The factors that weigh in favor of finding a compelling public interest in this particular case involve the content of the letter and the fact that the subject then held and currently holds a position of public trust in law enforcement. One factor potentially weighing against the finding of a compelling public interest is that the record is more than 20 years old. Notwithstanding the presence of these known factors, I have not been presented sufficient information to determine the appropriate balance of these factors. I cannot determine, for example, the circumstances surrounding the content of the document (which appears to contain a bare legal conclusion but no further elaboration), or whether there is a public controversy surrounding the agency or the content of the document in question. I cannot determine from the information presented whether the content of the letter is in fact already a matter of public record or whether it might in fact be protected from disclosure by some other law or process. I am unable to speculate concerning these matters.

I can state, however, that the content of the document in question does not, as you assert, involve a "very similar set of circumstances" to the one discussed in Op. Att'y. Gen. 2005-113. Although that opinion also involved a request for documents pertaining to a former Benton police officer and at least one issue in the opinion involved whether there was a "compelling public interest" in disclosure, the actual underlying records in the two instances are quite distinct. Your reliance on that opinion as precedent for the very different fact pattern in this instance is therefore misplaced. Although again, I cannot make a definitive determination in this instance, I can state that the document about which you now inquire appears to present a stronger case for the finding of a compelling public interest than the situation presented in Opinion 2005-113.

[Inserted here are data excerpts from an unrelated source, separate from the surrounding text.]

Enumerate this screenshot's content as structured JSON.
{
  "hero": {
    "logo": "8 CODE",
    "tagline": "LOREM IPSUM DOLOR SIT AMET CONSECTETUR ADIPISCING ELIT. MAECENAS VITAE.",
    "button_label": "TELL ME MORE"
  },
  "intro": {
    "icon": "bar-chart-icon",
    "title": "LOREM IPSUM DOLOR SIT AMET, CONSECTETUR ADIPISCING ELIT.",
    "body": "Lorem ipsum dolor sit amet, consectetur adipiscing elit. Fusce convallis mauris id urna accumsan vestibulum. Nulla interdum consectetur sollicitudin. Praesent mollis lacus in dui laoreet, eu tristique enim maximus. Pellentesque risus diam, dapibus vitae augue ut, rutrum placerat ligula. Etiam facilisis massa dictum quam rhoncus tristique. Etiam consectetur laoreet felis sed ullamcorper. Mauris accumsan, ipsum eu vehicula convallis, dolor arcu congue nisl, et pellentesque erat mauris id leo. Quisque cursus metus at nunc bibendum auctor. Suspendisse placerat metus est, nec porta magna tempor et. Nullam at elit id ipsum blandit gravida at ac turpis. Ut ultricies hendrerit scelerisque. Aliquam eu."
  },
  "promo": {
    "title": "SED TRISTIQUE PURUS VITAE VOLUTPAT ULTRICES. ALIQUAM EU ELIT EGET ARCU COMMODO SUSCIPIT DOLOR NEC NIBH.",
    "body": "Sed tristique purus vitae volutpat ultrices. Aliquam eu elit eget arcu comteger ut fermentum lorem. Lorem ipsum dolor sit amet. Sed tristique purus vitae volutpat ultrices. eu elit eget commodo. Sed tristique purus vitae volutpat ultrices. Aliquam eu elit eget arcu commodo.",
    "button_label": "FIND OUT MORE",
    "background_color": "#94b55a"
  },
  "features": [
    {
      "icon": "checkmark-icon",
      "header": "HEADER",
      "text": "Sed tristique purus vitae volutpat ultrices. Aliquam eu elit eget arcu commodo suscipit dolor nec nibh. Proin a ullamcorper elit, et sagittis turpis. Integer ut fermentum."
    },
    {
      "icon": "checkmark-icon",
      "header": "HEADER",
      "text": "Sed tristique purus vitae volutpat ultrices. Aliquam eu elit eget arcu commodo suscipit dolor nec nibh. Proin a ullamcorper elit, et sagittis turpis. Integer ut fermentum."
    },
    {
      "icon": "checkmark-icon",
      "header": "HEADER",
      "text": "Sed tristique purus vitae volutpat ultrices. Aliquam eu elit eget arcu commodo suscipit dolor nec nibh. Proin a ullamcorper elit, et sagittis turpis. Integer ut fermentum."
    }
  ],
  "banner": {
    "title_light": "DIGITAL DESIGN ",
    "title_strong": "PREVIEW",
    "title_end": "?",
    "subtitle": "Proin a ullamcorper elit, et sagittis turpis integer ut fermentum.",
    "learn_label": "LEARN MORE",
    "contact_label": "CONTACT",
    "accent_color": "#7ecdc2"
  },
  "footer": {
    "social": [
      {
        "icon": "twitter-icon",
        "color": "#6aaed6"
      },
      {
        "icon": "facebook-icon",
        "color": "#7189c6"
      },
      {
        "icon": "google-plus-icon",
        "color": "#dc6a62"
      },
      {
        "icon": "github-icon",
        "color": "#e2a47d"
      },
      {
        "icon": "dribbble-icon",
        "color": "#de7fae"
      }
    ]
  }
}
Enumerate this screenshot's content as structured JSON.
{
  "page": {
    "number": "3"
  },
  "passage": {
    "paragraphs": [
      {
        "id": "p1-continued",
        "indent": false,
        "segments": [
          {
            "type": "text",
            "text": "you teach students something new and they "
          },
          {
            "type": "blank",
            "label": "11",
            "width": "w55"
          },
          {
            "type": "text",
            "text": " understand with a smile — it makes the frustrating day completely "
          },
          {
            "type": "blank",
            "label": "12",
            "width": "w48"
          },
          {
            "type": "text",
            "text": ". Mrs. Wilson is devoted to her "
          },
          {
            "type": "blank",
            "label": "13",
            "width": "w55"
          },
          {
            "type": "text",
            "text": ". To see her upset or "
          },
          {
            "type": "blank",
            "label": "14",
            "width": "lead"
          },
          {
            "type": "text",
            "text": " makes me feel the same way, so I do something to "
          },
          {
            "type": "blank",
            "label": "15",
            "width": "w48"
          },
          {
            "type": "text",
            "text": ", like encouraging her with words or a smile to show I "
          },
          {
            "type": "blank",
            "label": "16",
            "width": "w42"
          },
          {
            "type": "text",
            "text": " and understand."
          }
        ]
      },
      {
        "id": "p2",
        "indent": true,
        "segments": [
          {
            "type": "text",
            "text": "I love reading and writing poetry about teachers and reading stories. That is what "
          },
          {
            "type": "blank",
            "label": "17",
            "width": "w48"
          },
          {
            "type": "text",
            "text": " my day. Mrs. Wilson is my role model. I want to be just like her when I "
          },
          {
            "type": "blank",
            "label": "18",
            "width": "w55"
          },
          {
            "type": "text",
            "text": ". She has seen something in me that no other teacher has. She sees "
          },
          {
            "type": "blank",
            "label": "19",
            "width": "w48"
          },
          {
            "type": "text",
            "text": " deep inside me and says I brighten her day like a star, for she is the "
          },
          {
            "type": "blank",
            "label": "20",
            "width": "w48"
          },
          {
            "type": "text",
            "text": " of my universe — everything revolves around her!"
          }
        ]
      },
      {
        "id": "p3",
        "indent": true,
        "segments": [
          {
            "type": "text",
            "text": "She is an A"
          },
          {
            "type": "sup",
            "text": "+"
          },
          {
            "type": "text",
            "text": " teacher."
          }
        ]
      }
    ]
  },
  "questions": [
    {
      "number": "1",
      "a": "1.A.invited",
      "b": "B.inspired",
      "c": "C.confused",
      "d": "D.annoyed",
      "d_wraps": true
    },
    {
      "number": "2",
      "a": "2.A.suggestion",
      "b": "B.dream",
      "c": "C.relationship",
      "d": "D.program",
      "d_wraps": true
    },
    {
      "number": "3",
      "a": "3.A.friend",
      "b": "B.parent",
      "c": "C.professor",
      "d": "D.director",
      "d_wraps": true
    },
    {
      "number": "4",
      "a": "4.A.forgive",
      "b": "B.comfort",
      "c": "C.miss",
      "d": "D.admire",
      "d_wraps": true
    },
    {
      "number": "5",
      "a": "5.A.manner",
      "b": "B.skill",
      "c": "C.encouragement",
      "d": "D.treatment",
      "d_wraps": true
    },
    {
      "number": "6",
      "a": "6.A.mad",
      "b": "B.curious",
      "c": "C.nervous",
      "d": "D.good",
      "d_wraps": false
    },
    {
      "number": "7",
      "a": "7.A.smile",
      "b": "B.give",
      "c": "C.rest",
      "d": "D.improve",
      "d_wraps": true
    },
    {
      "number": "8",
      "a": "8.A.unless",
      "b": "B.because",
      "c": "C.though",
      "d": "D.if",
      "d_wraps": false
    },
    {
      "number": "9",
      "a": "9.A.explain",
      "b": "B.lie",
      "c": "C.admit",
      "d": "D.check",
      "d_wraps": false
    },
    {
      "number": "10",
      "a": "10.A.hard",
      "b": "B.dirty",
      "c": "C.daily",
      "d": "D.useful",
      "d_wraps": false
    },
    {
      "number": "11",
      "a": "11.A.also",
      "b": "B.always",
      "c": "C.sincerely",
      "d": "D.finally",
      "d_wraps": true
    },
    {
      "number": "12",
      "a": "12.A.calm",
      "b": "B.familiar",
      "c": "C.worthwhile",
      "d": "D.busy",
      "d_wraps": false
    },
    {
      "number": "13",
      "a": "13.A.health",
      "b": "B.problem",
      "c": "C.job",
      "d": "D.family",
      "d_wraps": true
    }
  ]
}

Deputy Attorney General Elana C. Wills prepared the foregoing opinion, which I hereby approve.

Sincerely,

MIKE BEEBE Attorney General

MB: ECW/cyh

1 The subject of the record appears to acknowledge the dismissal in her letter to the Chief. In addition, you have tendered a document to this office which you state may be responsive to the request for documents related to the subject's "dismissal" and indicate that all components of the test for release of employee evaluation and job performance records have been met save the "compelling public interest" prong. Although I am sometimes constrained as to my discussion in a public legal opinion of the contents of documents which may or may not be exempt from disclosure, it is clear from the presentation of the issue to this office that the question involves a termination-related document. See also, in this regard, Opinion2005-100 (fn 2), stating "[d]isclosing the change in status of an employee, e.g., the fact of termination or resignation, must be distinguished from disclosing the reason for the change in status or other details in this regard under circumstances where the test for the release of "employee evaluation" or "job performance" records has not been met."